President Bush and Iraqi Prime Minister Nouri al-Maliki agreed to expedite the handing over of control of Iraqi security forces to Baghdad, easing tensions between the two governments somewhat. Experts discuss the relationship as it now stands.
Read the Full Transcript
BETTY ANN BOWSER, NewsHour Correspondent:
In Baghdad today, more burying of the dead. This time, relatives gathered for the funerals of those killed in yesterday's suicide attack on a Shiite wedding party.
October was one of the bloodiest months of the war for Iraqi civilians.

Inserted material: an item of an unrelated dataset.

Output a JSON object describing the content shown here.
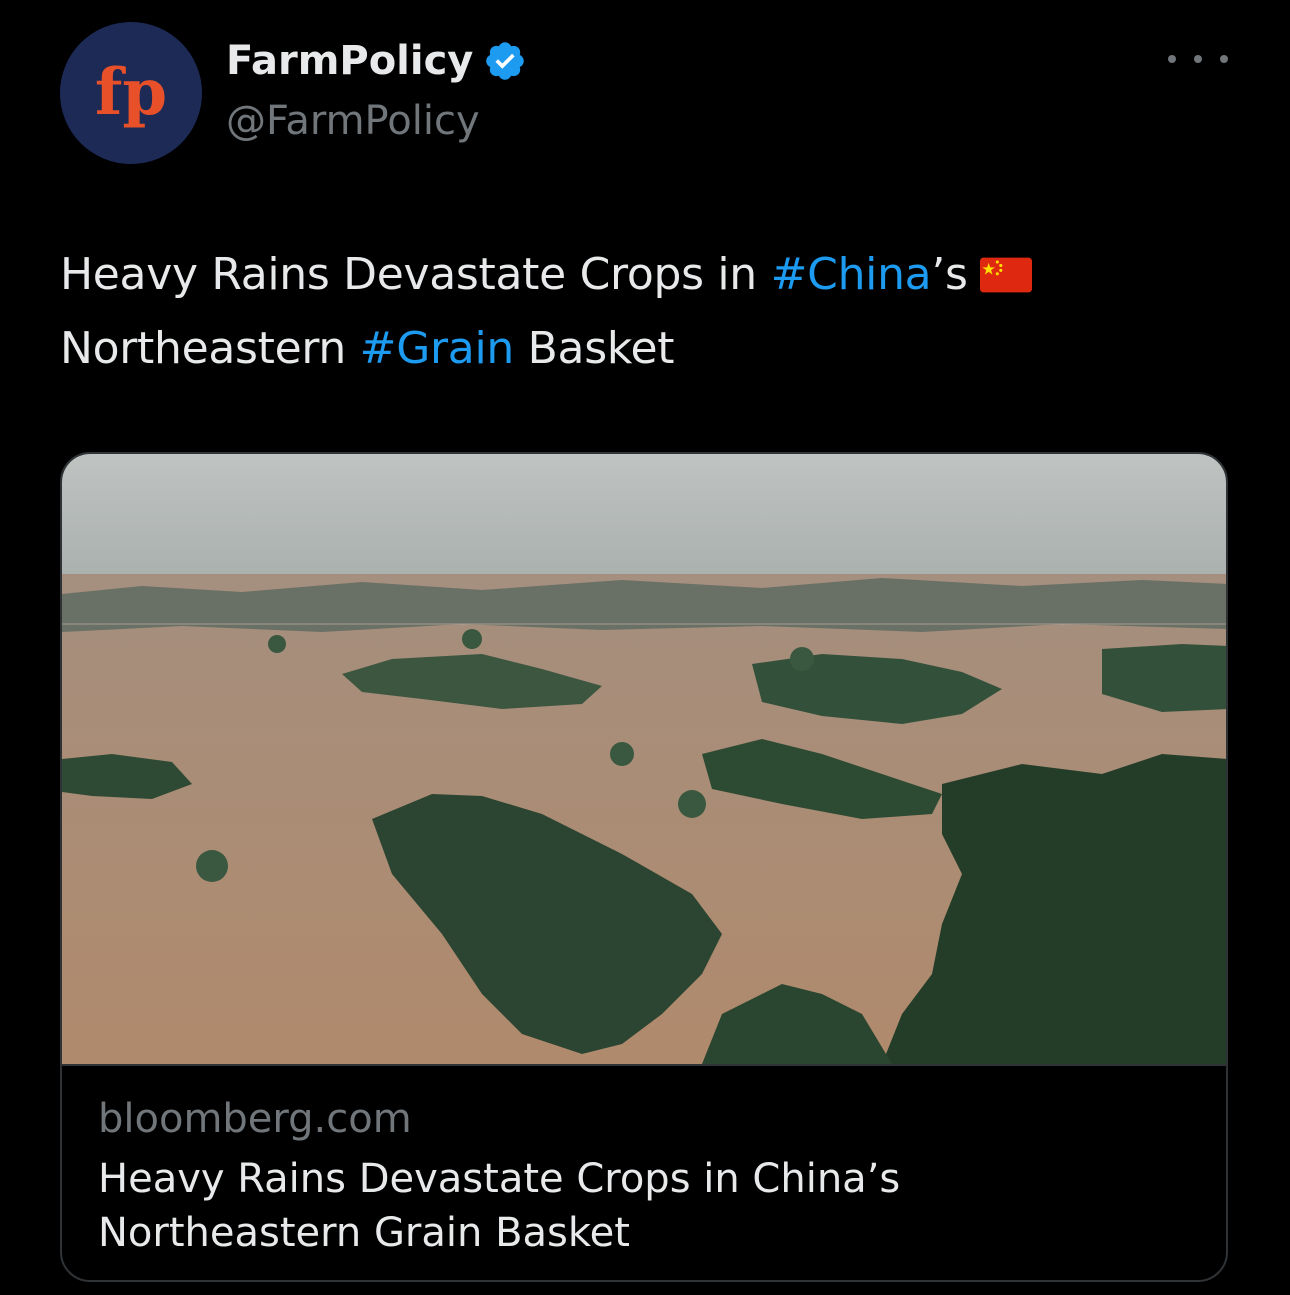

But amid scenes of sorrow and carnage, there were also scenes of Iraqis celebrating, as U.S. troops dismantled dozens of checkpoints in Sadr City that had been set up last week in the search for a missing U.S. soldier.
Iraqi Prime Minister Nouri al-Maliki, asserting his authority as general commander of the armed forces, issued an order via press release yesterday afternoon "to remove all barriers and checkpoints and open all entrances in Sadr City and all other areas in Baghdad."
The decision came after radical Shiite cleric Muqtada al-Sadr threatened more violence if the checkpoints were not cleared. Al-Sadr's militia, the Mahdi Army, controls the area, one of the most dangerous in the capital.
Iraqi's defense minister insisted the security changes were planned months ago to help ease traffic congestion.
ABDUL QADIR Al OBAIDI, Defense Minister, Iraq:
We have been working to fulfill this decision for more than two months and fulfill such a decision without affecting the security process. And we can set a checkpoint for the time we need it. We cannot put checkpoints on for 24 hours, especially in rush hour. We must open the roads, and we are working for that.
BETTY ANN BOWSER:
In Washington, White House Spokesman Tony Snow denied the change would jeopardize the U.S. mission in Iraq.
TONY SNOW, White House Press Secretary:
To deal with checkpoints does not necessarily change the situation in terms of how you deal with Sadr City. The prime minister has also said on a number of occasions, if you look at Sadr City, in his opinion, 90 percent to 95 percent are people who support the mission and are opposed to terrorism.
BETTY ANN BOWSER:
But in the Iraqi parliament, Sunni members of al-Maliki's government criticized his decision to bring down the barriers.